After Antoine de Saint-Exupéry , Anne-Marie was created in 1936 under Bernard's direction with Annabella in the title role. At the end of the 1930s he shot with "Marthe Richard au Service de la France" (with Edwige Feuillère and Erich von Stroheim ), Les Otages (with Annie Vernay ) and The Castle of Love ( Cavalcade d'amour ; with Claude Dauphin and Michel Simon ) several films that were under the sign of the aggressive war mood in Europe. During the Second World War, Raymond Bernard, who was of Jewish origin, was banned from filming. He fled from the Germans in the Vercors , while his father was briefly admitted to the Drancy assembly camp and his nephew François was murdered in the Mauthausen concentration camp .

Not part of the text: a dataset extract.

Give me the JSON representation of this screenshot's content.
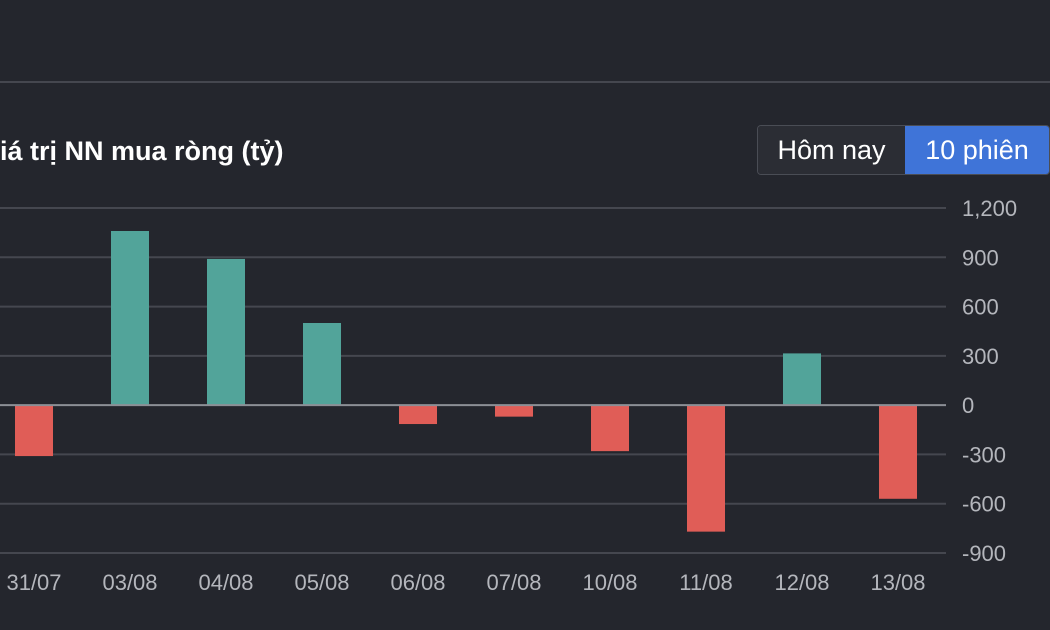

Immediately after the liberation of France, he resumed his work and made Adieu Cherie (Adieu chérie) with Danielle Darrieux in 1946 . In the 1950s he made a film almost every year. In 1958 he retired.

Films (Director Only)

  • 1917: Le Ravin sans fond
  • 1918: Le Traitement du hoquet
  • 1918: Le Gentilhomme commerçant
  • 1919: Le Petit Café
  • 1920: Le Secret de Rosette Lambert
  • 1921: Maison vide
  • 1922: Triplepatte
  • 1923: L'Homme inusable
  • 1923: Grandeur et décadence
  • 1923: Le Costaud des Épinettes
  • 1924: The miracle of the wolves (Le Miracle des loups)
  • 1926: The Chess Player (Le Joueur d'échecs)
  • 1930: Tarakanova
  • 1931: Wooden Crosses (Les Croix de Bois)
  • 1931: Faubourg Montmartre
  • 1934: The Damned (Les Misérables)
  • 1934: Tartarin de Tarascon
  • 1935: Amants et voleurs
  • 1936: Anne-Marie
  • 1937: I am the culprit (Le coupable)
  • 1937: Marthe Richard au Service de la France
  • 1938: Les Otages
  • 1938: J'étais une aventurière
  • 1940: The Castle of Love (Cavalcade d'amour)
  • 1945: Un ami viendra ce soir
  • 1946: Adieu Cherie (Adieu chérie)
  • 1949: This is how a prostitute ended (Maya)
  • 1951: Le Cap de l'Espérance
  • 1952: Agnes Bernauer (Le Jugement de Dieu)
  • 1953: The Lady of the Camellias (La Dame aux camélias)
  • 1953: La Belle de Cadix
  • 1955: Your Night of Love (Les fruits de l'été)
  • 1957: Le Septième commandement
  • 1958: The seventh heaven (Le Septième ciel)

literature

  • Société des auteurs et compositeurs dramatiques (France), Tristan Bernard et ses fils: Jean-Jacques Bernard, auteur dramatique, Raymond Bernard, auteur réalisateur de films, Etienne Bernard, médecin des hôpitaux. , Paris: Société des auteurs et compositeurs dramatiques, 1981.